Step 1: Synthetic 3D coronary tree generator: Fig. 2 provides an overview of the coronary tree generator. A distribution of patient-specific centerlines was obtained from 10 CTAs for the four main branches of the right coronary tree, namely the right main coronary artery (RCA), sino-atrial node branch (SA), acute marginal branch (AM), and posterior-descending artery (PDA). The posterolateral ventricular branch (PLV) is implicitly included as part of the RCA, which bifurcates into the PDA and PLV branches. These data were used to identify a distribution of controls points and their standard deviations in 3D space for each branch of the coronary tree (see Fig. 2A). From this distribution, new vessels can be generated via uniform random sampling. Linearly tapering radius was assigned to each branch, and stenoses with a gaussian profile were randomly introduced (Fig. 2B). Branches were combined into a tree and augmented with random rotation, shear, and/or warping (Fig. 2C). This algorithm was refined through repeated iterations with a board-certified interventional cardiologist to generate realistic trees. Further details of the clinical and mathematical assumptions used to inform synthetic data generation are given in Appendix A.

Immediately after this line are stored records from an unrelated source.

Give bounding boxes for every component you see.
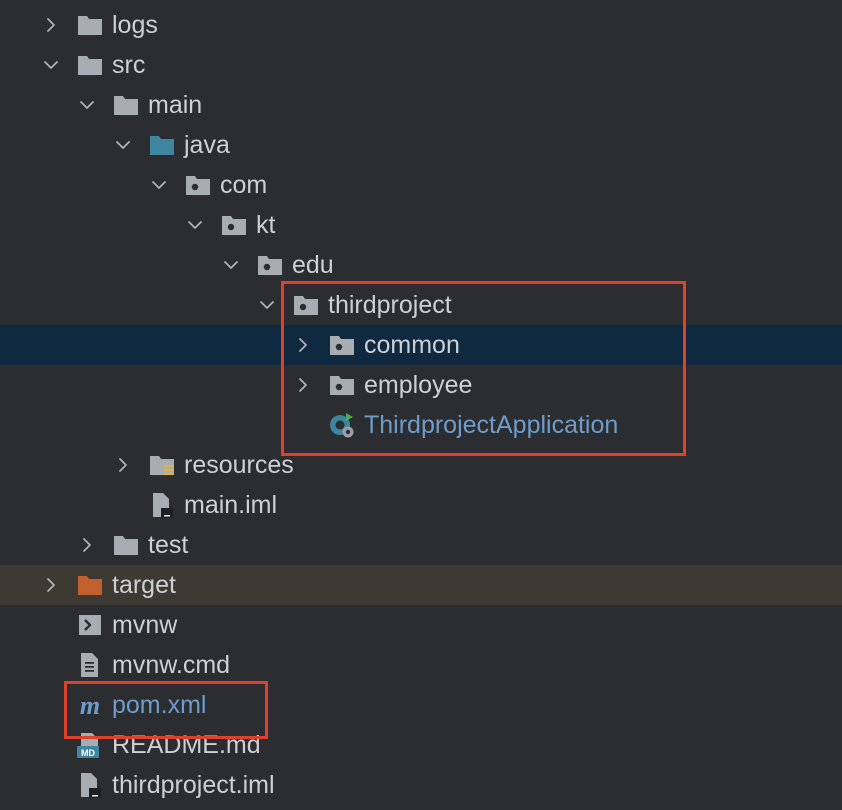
tree-item-label: mvnw.cmd: [112, 651, 231, 679]
tree-item-label: test: [148, 531, 189, 559]
tree-item-label: target: [112, 571, 176, 599]
folder-icon: [112, 531, 140, 559]
shell-script-icon: [76, 611, 104, 639]
tree-item-logs[interactable]: logs: [0, 5, 842, 45]
tree-item-label: mvnw: [112, 611, 178, 639]
tree-item-label: common: [364, 331, 460, 359]
tree-item-pom-xml[interactable]: m pom.xml: [0, 685, 842, 725]
excluded-folder-icon: [76, 571, 104, 599]
tree-item-label: java: [184, 131, 230, 159]
package-icon: [184, 171, 212, 199]
tree-item-thirdproject-iml[interactable]: thirdproject.iml: [0, 765, 842, 805]
tree-item-label: main.iml: [184, 491, 278, 519]
tree-item-com[interactable]: com: [0, 165, 842, 205]
tree-item-label: pom.xml: [112, 691, 207, 719]
spring-boot-class-icon: [328, 411, 356, 439]
chevron-down-icon[interactable]: [40, 54, 62, 76]
svg-text:m: m: [80, 691, 100, 719]
tree-item-kt[interactable]: kt: [0, 205, 842, 245]
tree-item-main-iml[interactable]: main.iml: [0, 485, 842, 525]
tree-item-test[interactable]: test: [0, 525, 842, 565]
tree-item-mvnw[interactable]: mvnw: [0, 605, 842, 645]
tree-item-edu[interactable]: edu: [0, 245, 842, 285]
chevron-down-icon[interactable]: [256, 294, 278, 316]
tree-item-label: README.md: [112, 731, 261, 759]
tree-item-thirdprojectapplication[interactable]: ThirdprojectApplication: [0, 405, 842, 445]
maven-icon: m: [76, 691, 104, 719]
tree-item-label: com: [220, 171, 268, 199]
chevron-right-icon[interactable]: [112, 454, 134, 476]
package-icon: [220, 211, 248, 239]
chevron-down-icon[interactable]: [148, 174, 170, 196]
tree-item-label: ThirdprojectApplication: [364, 411, 619, 439]
markdown-file-icon: MD: [76, 731, 104, 759]
chevron-right-icon[interactable]: [292, 334, 314, 356]
tree-item-target[interactable]: target: [0, 565, 842, 605]
chevron-right-icon[interactable]: [292, 374, 314, 396]
tree-item-label: src: [112, 51, 146, 79]
project-tree: logs src main java com kt edu thirdproject commo…: [0, 0, 842, 810]
tree-item-common[interactable]: common: [0, 325, 842, 365]
tree-item-thirdproject[interactable]: thirdproject: [0, 285, 842, 325]
tree-item-main[interactable]: main: [0, 85, 842, 125]
svg-text:MD: MD: [81, 748, 95, 758]
iml-file-icon: [148, 491, 176, 519]
text-file-icon: [76, 651, 104, 679]
package-icon: [256, 251, 284, 279]
source-folder-icon: [148, 131, 176, 159]
chevron-right-icon[interactable]: [76, 534, 98, 556]
folder-icon: [112, 91, 140, 119]
tree-item-label: logs: [112, 11, 158, 39]
tree-item-java[interactable]: java: [0, 125, 842, 165]
iml-file-icon: [76, 771, 104, 799]
chevron-down-icon[interactable]: [76, 94, 98, 116]
chevron-right-icon[interactable]: [40, 574, 62, 596]
tree-item-label: kt: [256, 211, 276, 239]
resources-folder-icon: [148, 451, 176, 479]
tree-item-readme-md[interactable]: MD README.md: [0, 725, 842, 765]
tree-item-label: main: [148, 91, 203, 119]
tree-item-label: resources: [184, 451, 294, 479]
folder-icon: [76, 51, 104, 79]
package-icon: [328, 371, 356, 399]
tree-item-label: thirdproject.iml: [112, 771, 275, 799]
tree-item-resources[interactable]: resources: [0, 445, 842, 485]
chevron-down-icon[interactable]: [184, 214, 206, 236]
package-icon: [292, 291, 320, 319]
tree-item-label: thirdproject: [328, 291, 452, 319]
tree-item-src[interactable]: src: [0, 45, 842, 85]
tree-item-employee[interactable]: employee: [0, 365, 842, 405]
tree-item-label: employee: [364, 371, 473, 399]
chevron-down-icon[interactable]: [220, 254, 242, 276]
chevron-right-icon[interactable]: [40, 14, 62, 36]
chevron-down-icon[interactable]: [112, 134, 134, 156]
package-icon: [328, 331, 356, 359]
tree-item-mvnw-cmd[interactable]: mvnw.cmd: [0, 645, 842, 685]
folder-icon: [76, 11, 104, 39]
tree-item-label: edu: [292, 251, 334, 279]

Step 2: Projection algorithm: Cone-beam projections of each coronary tree were generated from 5 views to mimic the X-ray angiogram acquisition process. Image acquisition angles were randomly sampled from 20-degree windows around commonly used clinical values. Out of the 5 views, 3 were randomly chosen for training (Fig. 3). A Euclidean distance transform was applied to the projection images, which were then input into the neural network. The data generated in this fashion were split into 4,500 coronary trees and their corresponding projections for training and 500 for validation (90 − 10 training split).